A major theme of Feodorov’s work is reconnection to Native culture. Feodorov grew up in Southern California, where he was raised by his Navajo mother and had no connection with his father. His visits to the Navajo Reservation through his youth helped maintain family connections.
“Everything that I was exposed to was Navajo culture,” said Feodorov. “The thing is that it was a Christianized Navajo culture. In many ways, I think it was first generation assimilated culture. My mother definitely encouraged me to look into many different aspects of our heritage, but when it got to spirituality, that was a ‘no-no,’ because you’re a Christian. In my late teens and early 20’s is when I started breaking away from that Christian upbringing and looking at my own culture’s spirituality.”

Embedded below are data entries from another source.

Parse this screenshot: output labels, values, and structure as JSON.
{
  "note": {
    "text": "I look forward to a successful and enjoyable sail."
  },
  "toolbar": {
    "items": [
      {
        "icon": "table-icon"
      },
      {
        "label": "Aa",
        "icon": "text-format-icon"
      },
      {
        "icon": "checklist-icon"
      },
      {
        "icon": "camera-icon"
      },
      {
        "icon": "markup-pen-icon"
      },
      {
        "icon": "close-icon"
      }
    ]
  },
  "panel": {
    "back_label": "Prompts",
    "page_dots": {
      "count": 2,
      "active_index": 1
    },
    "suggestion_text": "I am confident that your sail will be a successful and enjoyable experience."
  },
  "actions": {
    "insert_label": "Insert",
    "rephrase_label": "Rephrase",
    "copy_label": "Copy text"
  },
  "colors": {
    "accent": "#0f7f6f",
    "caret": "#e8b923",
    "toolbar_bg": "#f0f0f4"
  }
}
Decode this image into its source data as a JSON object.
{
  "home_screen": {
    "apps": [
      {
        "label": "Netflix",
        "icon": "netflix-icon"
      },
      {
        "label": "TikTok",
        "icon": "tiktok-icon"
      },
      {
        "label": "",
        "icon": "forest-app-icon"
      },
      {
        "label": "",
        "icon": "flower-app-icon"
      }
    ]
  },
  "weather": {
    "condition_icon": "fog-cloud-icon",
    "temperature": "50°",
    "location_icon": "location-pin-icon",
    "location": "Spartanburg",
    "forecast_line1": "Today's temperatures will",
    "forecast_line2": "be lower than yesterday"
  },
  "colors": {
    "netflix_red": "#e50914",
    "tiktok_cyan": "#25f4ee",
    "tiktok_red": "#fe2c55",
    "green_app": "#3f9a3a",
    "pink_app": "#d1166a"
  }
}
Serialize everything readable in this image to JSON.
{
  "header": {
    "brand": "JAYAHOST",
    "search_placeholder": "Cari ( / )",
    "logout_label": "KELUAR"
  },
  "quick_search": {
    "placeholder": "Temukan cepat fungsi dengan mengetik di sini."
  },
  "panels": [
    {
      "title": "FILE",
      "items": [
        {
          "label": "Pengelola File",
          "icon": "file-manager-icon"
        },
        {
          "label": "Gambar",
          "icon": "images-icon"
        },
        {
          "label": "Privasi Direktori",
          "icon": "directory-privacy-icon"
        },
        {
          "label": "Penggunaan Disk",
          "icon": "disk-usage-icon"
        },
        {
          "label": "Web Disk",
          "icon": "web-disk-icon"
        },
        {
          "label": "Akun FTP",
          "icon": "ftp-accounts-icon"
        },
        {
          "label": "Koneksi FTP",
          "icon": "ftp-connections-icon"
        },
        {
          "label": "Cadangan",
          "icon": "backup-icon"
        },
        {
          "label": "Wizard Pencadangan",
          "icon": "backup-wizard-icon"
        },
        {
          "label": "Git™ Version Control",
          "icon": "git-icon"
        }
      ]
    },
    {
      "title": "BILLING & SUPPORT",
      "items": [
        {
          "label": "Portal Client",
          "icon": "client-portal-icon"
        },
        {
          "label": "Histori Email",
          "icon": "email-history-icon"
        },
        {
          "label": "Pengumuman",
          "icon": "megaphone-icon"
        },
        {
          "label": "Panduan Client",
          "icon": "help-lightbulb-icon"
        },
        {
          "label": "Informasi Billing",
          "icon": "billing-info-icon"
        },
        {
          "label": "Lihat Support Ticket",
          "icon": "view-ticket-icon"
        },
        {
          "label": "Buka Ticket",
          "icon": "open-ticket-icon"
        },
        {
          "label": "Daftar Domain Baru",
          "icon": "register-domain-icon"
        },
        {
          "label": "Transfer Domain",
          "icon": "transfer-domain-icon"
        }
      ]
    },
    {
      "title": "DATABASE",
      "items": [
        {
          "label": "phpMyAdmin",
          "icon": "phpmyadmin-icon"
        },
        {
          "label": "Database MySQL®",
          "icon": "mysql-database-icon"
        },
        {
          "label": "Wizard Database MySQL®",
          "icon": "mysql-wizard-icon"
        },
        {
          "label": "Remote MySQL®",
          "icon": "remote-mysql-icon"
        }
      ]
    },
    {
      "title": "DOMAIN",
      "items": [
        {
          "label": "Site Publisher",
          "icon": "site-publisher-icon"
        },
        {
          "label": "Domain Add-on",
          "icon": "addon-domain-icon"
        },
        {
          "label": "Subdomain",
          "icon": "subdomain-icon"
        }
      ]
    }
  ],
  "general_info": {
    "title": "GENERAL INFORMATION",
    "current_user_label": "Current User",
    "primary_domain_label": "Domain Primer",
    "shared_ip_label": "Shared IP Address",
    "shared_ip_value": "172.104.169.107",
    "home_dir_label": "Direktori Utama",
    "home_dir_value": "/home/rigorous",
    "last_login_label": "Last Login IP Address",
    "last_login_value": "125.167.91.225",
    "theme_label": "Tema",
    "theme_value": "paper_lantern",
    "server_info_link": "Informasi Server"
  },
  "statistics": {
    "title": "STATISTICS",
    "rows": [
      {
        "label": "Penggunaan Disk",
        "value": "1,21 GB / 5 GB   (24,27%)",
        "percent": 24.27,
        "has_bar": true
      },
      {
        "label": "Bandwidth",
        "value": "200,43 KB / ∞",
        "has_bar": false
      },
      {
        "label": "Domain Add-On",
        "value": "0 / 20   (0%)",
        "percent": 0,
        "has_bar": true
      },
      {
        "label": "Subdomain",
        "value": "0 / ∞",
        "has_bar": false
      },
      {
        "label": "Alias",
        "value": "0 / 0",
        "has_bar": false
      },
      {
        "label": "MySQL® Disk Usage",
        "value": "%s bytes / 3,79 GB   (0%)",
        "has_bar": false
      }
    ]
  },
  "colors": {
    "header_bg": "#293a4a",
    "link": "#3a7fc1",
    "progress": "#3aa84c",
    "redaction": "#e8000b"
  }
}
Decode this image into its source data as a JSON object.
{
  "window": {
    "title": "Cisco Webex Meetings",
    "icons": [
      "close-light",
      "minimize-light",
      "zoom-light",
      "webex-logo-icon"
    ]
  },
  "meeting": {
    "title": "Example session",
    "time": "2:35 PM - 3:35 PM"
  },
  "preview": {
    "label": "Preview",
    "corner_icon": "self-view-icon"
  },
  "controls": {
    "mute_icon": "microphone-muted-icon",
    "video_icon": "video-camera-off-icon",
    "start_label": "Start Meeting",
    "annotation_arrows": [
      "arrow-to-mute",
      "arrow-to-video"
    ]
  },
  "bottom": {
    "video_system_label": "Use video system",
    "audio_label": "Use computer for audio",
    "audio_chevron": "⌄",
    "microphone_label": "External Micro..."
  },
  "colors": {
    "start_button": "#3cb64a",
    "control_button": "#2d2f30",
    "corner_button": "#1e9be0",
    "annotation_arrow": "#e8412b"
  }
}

Feodorov’s art in many cases uses symbols from pop culture—music, television and other areas.
John Feodorov, "Emergence #4." Acrylic and collage on unstretched canvas, 72" x 72", 2010
“I use it so that there is an initial, superficial connection between the viewer and the work,” said Feodorov. “In a pop song, it’s like a hook. Hopefully that person will take that opportunity to connect more deeply.”
However, Feodorov said that he hasn’t actively pursued music since 2006 due to teaching responsibilities.
“I’m too old now to rock and roll,” said Feodorov. “Those leather pants just don’t look good anymore, if they ever did.”
In addition to his work in art and higher education, Feodorov has also served as arts commissioner for the City of Seattle and as an advocate for arts education for youth. One of the things that Feodorov said bothered him was how the importance of arts education has been downgraded in the public arena.
“As a society, we give lip service to [arts education],” he said. “But when kids graduate, it’s like ‘Knock off the nonsense, junior. It’s time to get a job.’ There’s no place for kids to continue to use that creativity. I think that’s really, really unfortunate.”
Feodorov’s primary advice to the next generation of Native artists is direct and candid, encouraging self-reflection and truth.
“Don’t just go for what’s going to sell at Indian Market,” said Feodorov. “Really try to explore much, much deeper your experience, but others’ experience as well. I don’t mean by appropriating. What is the humanity within your own experience? Be honest. Don’t let yourself off the hook. Be your own worst critic.”